Условия усадебного быта мелкого и среднего русского помещика, постоянно жившего в своем «углу» или «гнезде», были, однако, таковы, что избежать взаимных общений баричей и барышень с крестьянской средой не было никакой возможности. Ведь и хозяйственный двор усадьбы, и людская, и девичья, и застольная в самом помещичьем доме были полны трудящимся крепостным людом. Все дело заключалось только в том, кто и что мог вынести из этого общения, каким взглядом посмотреть и на повседневный от века сложившийся обиход, и на частые, в сущности, тоже повседневные человеческие драмы, совершавшиеся в безгласной и серой массе крепостного крестьянства.
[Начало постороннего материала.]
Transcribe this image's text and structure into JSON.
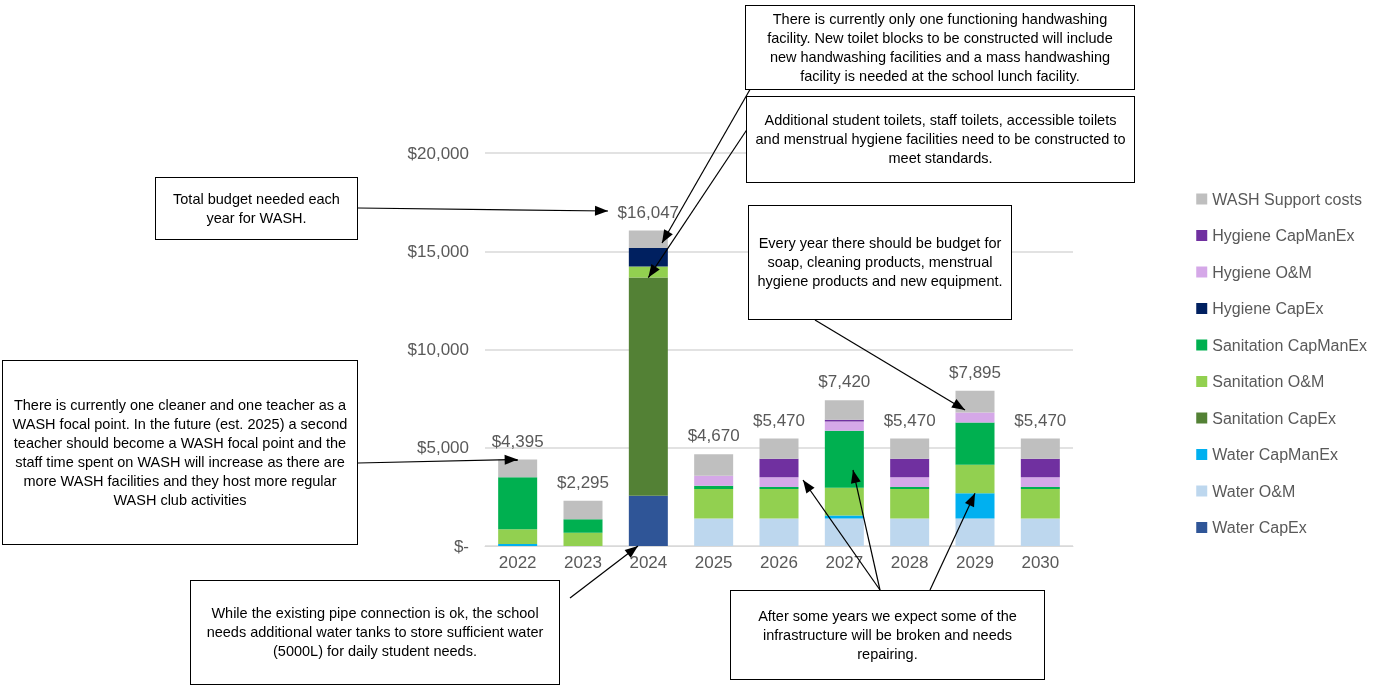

В господском доме скучивались и ютились но своим углам, спали на полу на войлоках дворовые люди (те же крепостные, только лишенные собственного земельного надела и исправлявшие всяческую работу при дворе помещика); некоторые из дворовых имели семьи, в большинстве же это были сенные (от слова «сени») девушки, «девки» в крепостническом словоупотреблении: им Ольгой Михайловной Салтыковой выходить замуж строго-настрого запрещалось. Лакеи, горничные, кормилицы, няньки, мамки, кучера из крепостных — вообще люди («человек» в тогдашнем помещичьем лексиконе означал «слуга») сопровождали помещика от колыбели до гроба, в каком-то смысле даже и воспитывали дворянских, детей. «Я, — писал Салтыков, — вырос на лоне крепостного права, вскормлен молоком крепостной кормилицы, воспитан крепостными мамками и, наконец, обучен грамоте крепостным грамотеем» («Мелочи жизни»).
Крепостная кормилица, вскормившая своим молоком барского дитятю, пользовалась привилегией: молочный брат или молочная сестра этого дитяти отпускались на волю. Давать вольную будущему тяглецу или рекруту считалось невыгодным и потому в кормилицы обычно брали крестьянок, родивших девочек. К своей крепостной кормилице Домне маленький Миша любил потом бегать украдкой в деревню, и голодный барчук (следствие домашнего скопидомства) досыта наедался в ее избе обыкновенной крестьянской яичницей. Трудно сказать, что сохранилось в памяти Салтыкова от встреч тайком со своей молочной матерью и молочной сестрой. Наверное, все же не голод, а благодарное человеческое чувство, чувство любви, пусть неясное и неосознанное, влекло его в избу Домны. И образ безвестной и незаметной крестьянской женщины несомненно занял свое место в том огромном впечатляющем образе русского мужика, деревни, народа, который постепенно и подспудно рос в его памяти и сознании.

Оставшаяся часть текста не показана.